A revolutionizing polymeric framework with integrated aluminium fragment for superior water decontamination empowered by a statistical modeling approach

Abstract

Herein, a unique methodology is adopted to prepare aluminium-integrating polymeric fragment, i.e. poly(aluminium trimethacrylate) (pAlTMA), with the potential to be a viable alternative to activated alumina (AA) and suitable for a diverse array of water treatment applications. The prepared pAlTMA has shown significantly high adsorption efficacies (q_{e max}) of 421.94 mg g⁻¹, 9.25 mg g⁻¹, and 8.60 mg g⁻¹ for fluoride (F⁻), arsenate [As(V)] and arsenite [As(III)] respectively, owing to the presence of the acrylate chain of the aluminum moiety in the three-dimensional shape, coupled with high surface area [surface area: 278 m² g⁻¹ and pore volume: 0.281 cm³ g⁻¹]. The pAlTMA exhibited a significant remediating efficacy of >97% for the ionic species across a broad pH spectrum. The binding energies for F⁻, As(III) and As(V) were 19.1 eV, 13.1 eV, and 9.6 eV, respectively, according to a density functional theory (DFT) study, which elucidated the mechanisms of interaction between pAlTMA and these ionic species.

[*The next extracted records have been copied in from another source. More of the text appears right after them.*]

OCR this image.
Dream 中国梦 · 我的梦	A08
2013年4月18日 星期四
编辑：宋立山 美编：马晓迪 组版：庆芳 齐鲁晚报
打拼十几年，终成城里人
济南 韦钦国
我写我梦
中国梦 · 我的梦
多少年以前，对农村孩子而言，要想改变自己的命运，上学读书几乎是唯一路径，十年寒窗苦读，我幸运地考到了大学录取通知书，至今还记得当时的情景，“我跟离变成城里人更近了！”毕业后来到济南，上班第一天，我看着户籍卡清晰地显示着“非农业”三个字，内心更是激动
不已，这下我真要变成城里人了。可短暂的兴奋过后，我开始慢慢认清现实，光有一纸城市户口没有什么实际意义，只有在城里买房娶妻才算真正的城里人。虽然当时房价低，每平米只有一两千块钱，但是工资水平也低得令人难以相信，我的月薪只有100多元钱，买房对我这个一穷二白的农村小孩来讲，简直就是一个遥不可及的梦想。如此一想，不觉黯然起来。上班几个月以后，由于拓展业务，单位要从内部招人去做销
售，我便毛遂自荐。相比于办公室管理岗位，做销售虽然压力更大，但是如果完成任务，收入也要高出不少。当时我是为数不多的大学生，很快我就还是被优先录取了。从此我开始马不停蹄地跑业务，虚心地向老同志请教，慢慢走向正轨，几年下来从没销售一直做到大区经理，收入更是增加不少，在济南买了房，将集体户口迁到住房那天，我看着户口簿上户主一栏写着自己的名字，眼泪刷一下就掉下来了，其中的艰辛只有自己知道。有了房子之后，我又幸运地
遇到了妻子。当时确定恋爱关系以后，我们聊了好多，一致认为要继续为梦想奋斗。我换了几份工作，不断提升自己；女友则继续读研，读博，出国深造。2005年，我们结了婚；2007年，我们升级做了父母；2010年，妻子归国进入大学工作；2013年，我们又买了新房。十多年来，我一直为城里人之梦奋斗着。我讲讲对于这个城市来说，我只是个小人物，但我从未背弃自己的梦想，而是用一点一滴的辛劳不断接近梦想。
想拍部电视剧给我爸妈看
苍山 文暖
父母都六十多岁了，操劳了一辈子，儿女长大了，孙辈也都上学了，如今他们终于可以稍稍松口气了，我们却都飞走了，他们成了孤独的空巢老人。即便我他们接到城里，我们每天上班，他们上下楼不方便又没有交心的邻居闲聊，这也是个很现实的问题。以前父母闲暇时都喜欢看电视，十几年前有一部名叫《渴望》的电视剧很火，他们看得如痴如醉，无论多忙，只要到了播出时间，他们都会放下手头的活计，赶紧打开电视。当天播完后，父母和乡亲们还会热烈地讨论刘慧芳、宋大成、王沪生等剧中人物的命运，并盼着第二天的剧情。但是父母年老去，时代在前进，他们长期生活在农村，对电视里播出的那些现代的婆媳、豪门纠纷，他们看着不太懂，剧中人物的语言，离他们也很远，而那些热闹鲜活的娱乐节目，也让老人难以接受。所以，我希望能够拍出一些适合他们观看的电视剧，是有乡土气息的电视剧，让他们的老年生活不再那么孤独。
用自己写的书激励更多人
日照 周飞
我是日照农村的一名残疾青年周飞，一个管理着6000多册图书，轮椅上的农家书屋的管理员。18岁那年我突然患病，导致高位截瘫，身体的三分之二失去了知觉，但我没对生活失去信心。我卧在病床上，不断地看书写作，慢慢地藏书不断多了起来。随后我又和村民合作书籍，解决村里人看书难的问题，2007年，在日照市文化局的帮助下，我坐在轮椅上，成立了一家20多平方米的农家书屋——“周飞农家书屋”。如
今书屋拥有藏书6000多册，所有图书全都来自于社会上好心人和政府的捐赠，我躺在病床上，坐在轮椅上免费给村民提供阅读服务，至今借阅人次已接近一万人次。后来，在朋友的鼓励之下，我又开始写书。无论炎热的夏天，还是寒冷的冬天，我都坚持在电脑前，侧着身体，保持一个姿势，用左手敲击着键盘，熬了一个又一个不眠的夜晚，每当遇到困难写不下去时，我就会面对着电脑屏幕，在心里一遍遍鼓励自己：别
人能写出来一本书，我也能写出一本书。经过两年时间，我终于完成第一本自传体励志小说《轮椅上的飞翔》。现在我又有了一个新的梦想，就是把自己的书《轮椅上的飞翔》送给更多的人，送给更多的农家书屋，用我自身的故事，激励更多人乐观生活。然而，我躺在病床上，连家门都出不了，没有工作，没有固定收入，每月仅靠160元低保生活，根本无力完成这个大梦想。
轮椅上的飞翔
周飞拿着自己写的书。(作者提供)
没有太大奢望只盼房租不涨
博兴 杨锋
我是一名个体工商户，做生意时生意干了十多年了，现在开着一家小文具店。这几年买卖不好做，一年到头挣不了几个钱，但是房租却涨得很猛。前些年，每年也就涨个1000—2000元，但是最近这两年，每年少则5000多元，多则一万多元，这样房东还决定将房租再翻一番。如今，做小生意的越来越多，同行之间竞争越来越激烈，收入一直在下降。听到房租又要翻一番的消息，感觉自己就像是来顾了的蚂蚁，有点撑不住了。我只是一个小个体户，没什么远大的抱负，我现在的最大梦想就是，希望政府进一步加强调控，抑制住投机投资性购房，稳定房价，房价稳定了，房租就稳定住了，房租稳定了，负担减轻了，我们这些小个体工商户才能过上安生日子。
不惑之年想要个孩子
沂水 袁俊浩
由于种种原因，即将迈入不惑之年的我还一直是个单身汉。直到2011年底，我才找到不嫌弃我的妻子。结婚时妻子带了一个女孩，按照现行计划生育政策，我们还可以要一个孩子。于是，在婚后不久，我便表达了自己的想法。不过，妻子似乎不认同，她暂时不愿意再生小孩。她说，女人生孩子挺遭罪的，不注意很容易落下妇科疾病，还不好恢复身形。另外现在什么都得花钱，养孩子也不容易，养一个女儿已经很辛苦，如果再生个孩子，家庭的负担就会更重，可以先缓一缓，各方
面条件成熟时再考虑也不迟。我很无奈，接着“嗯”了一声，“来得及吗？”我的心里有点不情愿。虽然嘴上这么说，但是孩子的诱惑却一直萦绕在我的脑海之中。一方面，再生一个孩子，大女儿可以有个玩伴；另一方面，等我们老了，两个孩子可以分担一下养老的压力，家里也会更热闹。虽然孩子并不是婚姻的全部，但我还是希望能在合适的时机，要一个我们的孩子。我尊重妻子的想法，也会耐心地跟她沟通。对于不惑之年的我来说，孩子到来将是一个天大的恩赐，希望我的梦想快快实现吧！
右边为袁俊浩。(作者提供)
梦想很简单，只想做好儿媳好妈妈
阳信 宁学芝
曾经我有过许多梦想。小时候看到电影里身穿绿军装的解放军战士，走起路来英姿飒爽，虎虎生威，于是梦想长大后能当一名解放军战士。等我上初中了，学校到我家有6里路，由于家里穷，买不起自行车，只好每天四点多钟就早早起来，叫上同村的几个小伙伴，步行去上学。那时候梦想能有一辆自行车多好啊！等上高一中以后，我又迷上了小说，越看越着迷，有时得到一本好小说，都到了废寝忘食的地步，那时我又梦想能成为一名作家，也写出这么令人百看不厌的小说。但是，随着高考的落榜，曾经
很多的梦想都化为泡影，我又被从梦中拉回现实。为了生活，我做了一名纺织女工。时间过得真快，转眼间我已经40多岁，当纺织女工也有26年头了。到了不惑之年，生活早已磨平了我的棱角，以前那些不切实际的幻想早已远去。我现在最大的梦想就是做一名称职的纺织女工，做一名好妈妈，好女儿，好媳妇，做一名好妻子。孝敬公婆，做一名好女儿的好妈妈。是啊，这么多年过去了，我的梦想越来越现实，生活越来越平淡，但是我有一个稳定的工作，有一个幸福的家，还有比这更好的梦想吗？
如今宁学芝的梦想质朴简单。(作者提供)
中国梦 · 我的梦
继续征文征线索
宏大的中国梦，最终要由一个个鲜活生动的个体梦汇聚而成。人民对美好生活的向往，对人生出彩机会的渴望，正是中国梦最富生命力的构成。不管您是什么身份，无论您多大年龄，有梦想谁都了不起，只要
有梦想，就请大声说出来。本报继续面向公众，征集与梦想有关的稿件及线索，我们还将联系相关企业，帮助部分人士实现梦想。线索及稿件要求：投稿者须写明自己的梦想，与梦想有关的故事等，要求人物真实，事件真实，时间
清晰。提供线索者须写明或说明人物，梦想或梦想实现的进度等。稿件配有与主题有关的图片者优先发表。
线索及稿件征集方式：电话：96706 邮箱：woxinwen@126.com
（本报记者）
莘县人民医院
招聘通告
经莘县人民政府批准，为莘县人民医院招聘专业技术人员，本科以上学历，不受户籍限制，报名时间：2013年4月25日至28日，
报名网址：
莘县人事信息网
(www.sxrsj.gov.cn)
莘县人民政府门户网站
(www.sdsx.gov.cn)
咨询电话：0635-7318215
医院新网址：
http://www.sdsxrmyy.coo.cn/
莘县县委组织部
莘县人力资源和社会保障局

The experimental data analysis revealed that the nonlinear Langmuir isotherm (R² > 0.99) and pseudo-second-order kinetics (R²: 0.9960, 0.9979, and 0.9934 for As(V), As(III), and F⁻ ions, respectively) effectively characterize the sorption phenomena of pAlTMA. The Response Surface Methodology–Central Composite Design (RSM-CCD) model was utilized in the experimental design and optimization process to ascertain the optimal conditions of operational variables, aimed at maximizing the remediation efficiency for arsenic and fluoride ions.